My husband’s grandmother was one of the kindest, smartest, and most encouraging people I have ever known. She lived an inspiring life, not due to opportunities that came to her, but because of how she chose to make the most of what happened along the way.
“Mommy” married late in her life, into a family of curious folks, and she loved them all dearly. Before this marriage, and after, she provided care and often a place to call home for her own mother and her brothers at various times of need in their lives. She was a mother to her husband’s children and she took care of him during his bout with cancer. After his death she was the glue that held the family of grown children together.
These children were all their own kind of people, including my husband’s father. They just lived life differently from most folks. My husband was adopted, and she, of course, was the stepmother, and towards the end of her days she would have a good laugh with my husband and tell him they should both be glad they didn’t have that family bloodline coursing through their veins. Yet she appreciated and cherished each of them for who they were, and was ever thankful that they had taken her in and given her a family to whom she could belong.
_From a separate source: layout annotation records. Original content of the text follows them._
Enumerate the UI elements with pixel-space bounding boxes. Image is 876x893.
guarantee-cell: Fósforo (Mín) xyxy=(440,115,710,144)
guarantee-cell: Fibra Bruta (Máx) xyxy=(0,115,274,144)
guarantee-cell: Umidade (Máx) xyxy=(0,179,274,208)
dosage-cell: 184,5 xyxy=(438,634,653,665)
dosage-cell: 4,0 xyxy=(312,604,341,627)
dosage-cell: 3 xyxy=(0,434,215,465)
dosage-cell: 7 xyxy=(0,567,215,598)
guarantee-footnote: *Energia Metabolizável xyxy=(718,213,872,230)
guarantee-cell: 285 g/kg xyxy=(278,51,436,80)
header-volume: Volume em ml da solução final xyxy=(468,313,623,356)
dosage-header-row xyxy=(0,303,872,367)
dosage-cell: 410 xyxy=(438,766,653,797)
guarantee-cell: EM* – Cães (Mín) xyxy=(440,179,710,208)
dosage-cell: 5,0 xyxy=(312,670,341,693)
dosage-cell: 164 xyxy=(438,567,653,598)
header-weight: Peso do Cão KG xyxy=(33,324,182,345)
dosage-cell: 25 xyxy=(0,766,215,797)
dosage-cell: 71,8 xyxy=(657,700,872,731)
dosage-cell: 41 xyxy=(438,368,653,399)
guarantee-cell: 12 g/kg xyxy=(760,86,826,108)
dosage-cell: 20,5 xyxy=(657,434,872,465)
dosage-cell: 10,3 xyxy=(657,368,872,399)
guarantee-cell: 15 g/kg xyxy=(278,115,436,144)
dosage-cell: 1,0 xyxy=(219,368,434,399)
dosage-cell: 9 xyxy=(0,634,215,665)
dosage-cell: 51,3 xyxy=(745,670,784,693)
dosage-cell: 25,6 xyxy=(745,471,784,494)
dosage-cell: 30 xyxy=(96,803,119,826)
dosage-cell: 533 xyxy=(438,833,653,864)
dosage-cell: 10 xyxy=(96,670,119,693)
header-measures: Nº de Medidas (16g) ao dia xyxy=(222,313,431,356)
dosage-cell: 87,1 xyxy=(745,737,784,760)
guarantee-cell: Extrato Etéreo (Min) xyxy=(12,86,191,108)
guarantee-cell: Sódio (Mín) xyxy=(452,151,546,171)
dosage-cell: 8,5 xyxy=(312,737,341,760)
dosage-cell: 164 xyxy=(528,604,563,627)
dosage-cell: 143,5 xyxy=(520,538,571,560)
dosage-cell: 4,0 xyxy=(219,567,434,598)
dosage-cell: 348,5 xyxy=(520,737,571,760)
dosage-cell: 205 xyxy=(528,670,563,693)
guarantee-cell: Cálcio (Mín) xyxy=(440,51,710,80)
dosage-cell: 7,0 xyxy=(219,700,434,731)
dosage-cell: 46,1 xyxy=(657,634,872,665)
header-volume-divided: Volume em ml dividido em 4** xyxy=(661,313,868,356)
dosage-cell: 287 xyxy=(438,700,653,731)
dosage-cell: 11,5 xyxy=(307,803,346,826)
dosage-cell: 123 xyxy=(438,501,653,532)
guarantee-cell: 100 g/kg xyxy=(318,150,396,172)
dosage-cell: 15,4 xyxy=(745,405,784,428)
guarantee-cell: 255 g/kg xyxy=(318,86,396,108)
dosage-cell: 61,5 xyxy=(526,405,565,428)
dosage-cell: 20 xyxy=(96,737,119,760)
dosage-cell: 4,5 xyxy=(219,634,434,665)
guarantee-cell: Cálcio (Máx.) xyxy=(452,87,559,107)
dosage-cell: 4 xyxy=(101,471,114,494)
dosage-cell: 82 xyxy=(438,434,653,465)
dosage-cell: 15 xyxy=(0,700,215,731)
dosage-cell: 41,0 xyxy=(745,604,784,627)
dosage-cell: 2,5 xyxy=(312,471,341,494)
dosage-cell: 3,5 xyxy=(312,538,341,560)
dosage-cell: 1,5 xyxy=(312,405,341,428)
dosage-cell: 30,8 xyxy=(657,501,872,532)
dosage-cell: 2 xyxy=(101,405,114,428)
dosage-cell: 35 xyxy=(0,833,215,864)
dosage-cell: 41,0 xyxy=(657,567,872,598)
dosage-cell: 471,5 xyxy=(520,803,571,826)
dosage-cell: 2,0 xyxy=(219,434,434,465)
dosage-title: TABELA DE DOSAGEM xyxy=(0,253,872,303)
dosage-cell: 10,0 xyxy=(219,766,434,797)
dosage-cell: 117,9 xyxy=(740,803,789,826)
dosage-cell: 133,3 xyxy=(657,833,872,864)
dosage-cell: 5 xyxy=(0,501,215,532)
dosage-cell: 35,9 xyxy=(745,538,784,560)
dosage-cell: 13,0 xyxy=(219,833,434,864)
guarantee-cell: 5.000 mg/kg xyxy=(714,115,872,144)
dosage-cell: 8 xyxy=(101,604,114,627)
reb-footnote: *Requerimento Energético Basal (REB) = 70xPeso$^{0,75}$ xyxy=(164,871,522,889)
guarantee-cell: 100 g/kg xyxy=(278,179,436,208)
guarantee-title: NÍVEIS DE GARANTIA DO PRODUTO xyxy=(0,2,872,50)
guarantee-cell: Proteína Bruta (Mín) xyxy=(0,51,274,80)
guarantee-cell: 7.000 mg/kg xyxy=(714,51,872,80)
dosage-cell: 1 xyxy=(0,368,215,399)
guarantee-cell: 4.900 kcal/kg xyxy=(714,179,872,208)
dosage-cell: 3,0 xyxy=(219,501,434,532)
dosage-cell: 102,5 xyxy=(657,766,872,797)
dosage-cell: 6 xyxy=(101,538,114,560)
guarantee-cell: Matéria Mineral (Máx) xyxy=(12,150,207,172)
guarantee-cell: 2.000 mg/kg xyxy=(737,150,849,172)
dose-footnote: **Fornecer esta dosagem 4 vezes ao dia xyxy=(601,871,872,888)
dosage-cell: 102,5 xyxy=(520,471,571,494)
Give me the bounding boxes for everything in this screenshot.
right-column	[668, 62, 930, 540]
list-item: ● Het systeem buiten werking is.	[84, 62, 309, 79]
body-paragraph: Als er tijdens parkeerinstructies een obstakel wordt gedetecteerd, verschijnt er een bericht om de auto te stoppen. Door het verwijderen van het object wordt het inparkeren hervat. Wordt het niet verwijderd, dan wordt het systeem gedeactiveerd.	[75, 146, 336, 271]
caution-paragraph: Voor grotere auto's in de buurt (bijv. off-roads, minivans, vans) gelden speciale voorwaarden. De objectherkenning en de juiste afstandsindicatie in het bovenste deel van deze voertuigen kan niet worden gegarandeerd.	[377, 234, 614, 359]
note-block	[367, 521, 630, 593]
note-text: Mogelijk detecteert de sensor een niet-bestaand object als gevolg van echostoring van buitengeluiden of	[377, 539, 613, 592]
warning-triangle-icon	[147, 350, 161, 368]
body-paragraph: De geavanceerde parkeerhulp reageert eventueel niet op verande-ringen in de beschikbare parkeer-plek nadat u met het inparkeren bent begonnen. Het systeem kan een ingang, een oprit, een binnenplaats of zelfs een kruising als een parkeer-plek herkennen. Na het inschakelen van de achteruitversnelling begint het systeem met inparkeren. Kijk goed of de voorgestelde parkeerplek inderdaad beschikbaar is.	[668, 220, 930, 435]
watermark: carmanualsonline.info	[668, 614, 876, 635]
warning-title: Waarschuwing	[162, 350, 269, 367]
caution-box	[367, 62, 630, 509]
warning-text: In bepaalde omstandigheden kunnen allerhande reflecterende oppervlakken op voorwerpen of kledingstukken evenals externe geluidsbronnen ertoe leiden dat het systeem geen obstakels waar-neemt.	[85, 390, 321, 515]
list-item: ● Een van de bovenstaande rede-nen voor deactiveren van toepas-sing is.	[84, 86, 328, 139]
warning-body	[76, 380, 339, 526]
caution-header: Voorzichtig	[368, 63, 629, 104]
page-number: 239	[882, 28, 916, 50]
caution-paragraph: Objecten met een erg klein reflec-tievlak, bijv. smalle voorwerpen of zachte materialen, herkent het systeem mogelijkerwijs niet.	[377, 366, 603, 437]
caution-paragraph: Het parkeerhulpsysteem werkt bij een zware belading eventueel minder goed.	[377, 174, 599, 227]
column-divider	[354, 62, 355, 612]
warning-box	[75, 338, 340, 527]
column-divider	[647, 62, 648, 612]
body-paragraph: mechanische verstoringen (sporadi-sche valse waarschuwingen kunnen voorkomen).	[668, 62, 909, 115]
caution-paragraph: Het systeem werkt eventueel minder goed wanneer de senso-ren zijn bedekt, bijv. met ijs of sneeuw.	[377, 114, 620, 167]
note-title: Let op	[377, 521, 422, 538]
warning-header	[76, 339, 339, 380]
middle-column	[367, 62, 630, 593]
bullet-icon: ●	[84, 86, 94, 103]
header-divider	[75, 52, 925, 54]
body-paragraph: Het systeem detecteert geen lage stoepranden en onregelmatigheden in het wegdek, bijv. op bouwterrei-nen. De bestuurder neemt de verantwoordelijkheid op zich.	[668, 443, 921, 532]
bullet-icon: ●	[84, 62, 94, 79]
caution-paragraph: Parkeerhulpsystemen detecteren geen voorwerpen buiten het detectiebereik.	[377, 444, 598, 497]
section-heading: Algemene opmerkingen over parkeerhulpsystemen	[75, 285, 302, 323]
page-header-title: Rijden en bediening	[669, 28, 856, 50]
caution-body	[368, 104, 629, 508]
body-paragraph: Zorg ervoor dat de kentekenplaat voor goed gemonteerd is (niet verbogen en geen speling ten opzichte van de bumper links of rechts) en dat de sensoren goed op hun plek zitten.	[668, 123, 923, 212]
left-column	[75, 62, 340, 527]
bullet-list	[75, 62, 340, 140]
She was an intelligent bookkeeper who had a good business mind. Her husband was a dreamer, and she would often have to be the level headed one in the relationship. She often said, “He had his head up in the clouds with his grand ideas and big plans, and it was my job to hold his feet down here on terra firma.”
Mommy knew more about current events than anyone else I knew. Even as macular degeneration claimed her eyesight and congestive heart failure weakened her physical condition, she was always listening to the TV or radio so she could keep up with what was going on. Once she asked my husband, “Honey, do you work with computers?” “Yes ma’am, every day,” he answered. “Well, I think they can cause more problems than they solve. I think they are of the devil,” she replied. “Some days I would have to agree with you on that,” my husband nodded.
We loved to hear her play the electric organ when we would go visit. The concerts were wonderful, filled with old hymns and other songs from her generation. When our daughter first learned to play the piano, Mommy would listen to her and encourage her ability. She loved toe-tapping tunes as well as emotion-filled melodies.
Mommy was an accomplished cook, and she would have the family for Christmas dinner, laden with her homemade delights. I best remember her rolls, the most delicious I have ever had anywhere, always soft and scrumptious, melt-in-your-mouth wonderful, in an endless supply. And she always sent us out the door with a frozen coconut cake that was heavenly, even to someone like me who doesn’t normally like coconut. I remember the light-as-a-cloud texture of the cake, the creaminess of the frosting, the hand-grated coconut. What I would give to taste those rolls or that cake one more time!
During her last days Mommy became so weak she had to go to a nursing home. The last time she was conscious when we visited her was one evening after dinner, and her room was quiet and still. She spoke clearly to us in a soft voice, and told us of the joy that was filling her soul. “Don’t be afraid of this time in your life when it comes. I can hear the angels singing. I see a lovely place full of light and peace. Don’t be fearful of this when you are old one day. This is all so beautiful.”
There is a concept in Celtic tradition called “thin spaces” — the moments when we experience a deep sense of God’s presence in our everyday world, where the veil between heaven and earth is lifted for a brief moment. This was one of those times. We were so aware of the presence of God in that small room, and His glory was reflected on her face. These thin spaces are said to be times when God draws you up into his arms and whispers His love to you, and so it was that night. Of the countless ways Mommy influenced our lives and touched our hearts, this was the best gift she could have ever left with us, and it continues to dwell in us all of our days.